The installation, also home to U.S. Forces Japan and 5th Air Force in Tokyo, may hire more local Japanese personnel for long-term childcare positions rather than rotate staff as U.S. personnel come and go from Yokota, Campbell said.

The base has one Child Development Center for a population of about 14,000. It provides day care and other services for infants through preschool age children. Campbell said Pacific Air Forces will determine how many positions the base is authorized to fill at the center.

The U.S. military recognizes the value of child care for its service members in terms of readiness and retention, according to a 2006 Rand Corp. study.

“If parents are forced to make do with inadequate child-care arrangements or cannot find child care, they may be distracted from duty or in some instances may even fail to report for duty in order to care for their children,” according to a report summary. “Inadequate child care may also affect a family’s decision to remain in the military.”

At Yokota, coronavirus restrictions further complicate the staff shortage, Campbell said during the town hall.
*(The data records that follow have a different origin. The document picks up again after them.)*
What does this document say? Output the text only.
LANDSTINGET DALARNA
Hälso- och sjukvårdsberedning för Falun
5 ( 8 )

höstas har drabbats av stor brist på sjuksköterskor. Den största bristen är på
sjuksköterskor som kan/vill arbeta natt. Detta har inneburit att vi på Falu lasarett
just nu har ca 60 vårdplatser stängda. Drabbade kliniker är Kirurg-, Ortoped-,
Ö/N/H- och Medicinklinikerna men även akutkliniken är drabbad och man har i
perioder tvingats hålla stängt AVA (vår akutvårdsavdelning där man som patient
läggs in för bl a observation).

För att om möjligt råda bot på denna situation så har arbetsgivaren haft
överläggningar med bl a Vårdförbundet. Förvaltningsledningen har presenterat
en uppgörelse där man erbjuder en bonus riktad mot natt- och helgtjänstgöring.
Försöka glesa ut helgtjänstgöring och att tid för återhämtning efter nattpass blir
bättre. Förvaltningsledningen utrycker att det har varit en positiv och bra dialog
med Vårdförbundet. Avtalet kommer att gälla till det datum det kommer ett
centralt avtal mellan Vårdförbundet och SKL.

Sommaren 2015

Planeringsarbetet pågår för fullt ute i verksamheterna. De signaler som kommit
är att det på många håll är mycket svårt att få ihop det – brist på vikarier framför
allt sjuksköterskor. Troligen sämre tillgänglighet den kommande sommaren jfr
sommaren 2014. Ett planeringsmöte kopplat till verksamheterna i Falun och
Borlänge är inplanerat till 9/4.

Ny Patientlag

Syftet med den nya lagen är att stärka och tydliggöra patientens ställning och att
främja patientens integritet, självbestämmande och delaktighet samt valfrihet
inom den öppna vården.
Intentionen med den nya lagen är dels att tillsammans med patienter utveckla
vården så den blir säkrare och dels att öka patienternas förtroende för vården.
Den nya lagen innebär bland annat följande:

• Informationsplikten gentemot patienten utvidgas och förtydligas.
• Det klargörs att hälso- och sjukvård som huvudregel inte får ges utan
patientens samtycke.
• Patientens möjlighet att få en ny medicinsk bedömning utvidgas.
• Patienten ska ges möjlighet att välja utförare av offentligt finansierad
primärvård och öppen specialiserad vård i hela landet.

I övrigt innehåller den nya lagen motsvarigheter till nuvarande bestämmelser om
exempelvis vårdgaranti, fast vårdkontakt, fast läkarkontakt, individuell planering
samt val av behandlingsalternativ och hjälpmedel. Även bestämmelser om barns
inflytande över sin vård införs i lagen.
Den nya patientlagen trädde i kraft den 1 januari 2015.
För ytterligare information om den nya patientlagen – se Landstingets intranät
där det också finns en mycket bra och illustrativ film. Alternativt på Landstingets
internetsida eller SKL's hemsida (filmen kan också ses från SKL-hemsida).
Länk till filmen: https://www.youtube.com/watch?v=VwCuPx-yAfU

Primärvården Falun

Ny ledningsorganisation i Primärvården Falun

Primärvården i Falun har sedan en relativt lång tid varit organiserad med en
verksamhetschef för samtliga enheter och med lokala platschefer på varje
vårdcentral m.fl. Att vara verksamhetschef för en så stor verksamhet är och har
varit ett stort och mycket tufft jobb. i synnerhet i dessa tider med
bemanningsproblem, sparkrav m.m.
At the pandemic’s outset, the center cut its hours from 6:30 a.m. to 6 p.m. Monday through Friday to 7:30 a.m. to 4:30 p.m. and limited services to essential workers only. Re-extending those hours is not possible until the center hires more staff, said Campbell and Command Chief Master Sgt. John Payne.

Returning to pre-pandemic hours at current manning would mean disenrolling 58 children, Campbell said.

“I think most people would agree that the clear decision here is to keep the hours as they are to provide child care for as much as the community as we can,” he said.

The base public affairs office did not respond to a request Monday for more information on the center’s staffing levels.

Also, the center does not permit staff members to mingle with different age groups in order to stem the virus’ spread, Campbell said. That practice adds a further constraint to the staffing issue.

“We are trying to keep the facility open to the most amount of people while limiting the risk of exposure,” he said.

Even prior to the pandemic, the Childhood Development Center had a roughly six-month waiting list, Air Force spouse Kaitlyn Fein told Stars and Stripes last month.

A base rule prohibits anyone from offering more than 10 hours of babysitting services per week without being certified by Family Child Care, according to the Yokota website.

Many parents who cannot get their children enrolled at the center, Fein included, are seeking off-base day cares, a process she said can be lengthy and more expensive than care on base.

“It absolutely isn’t sustainable,” Fein said. “It makes it especially difficult for some, such as single parents and dual military families.”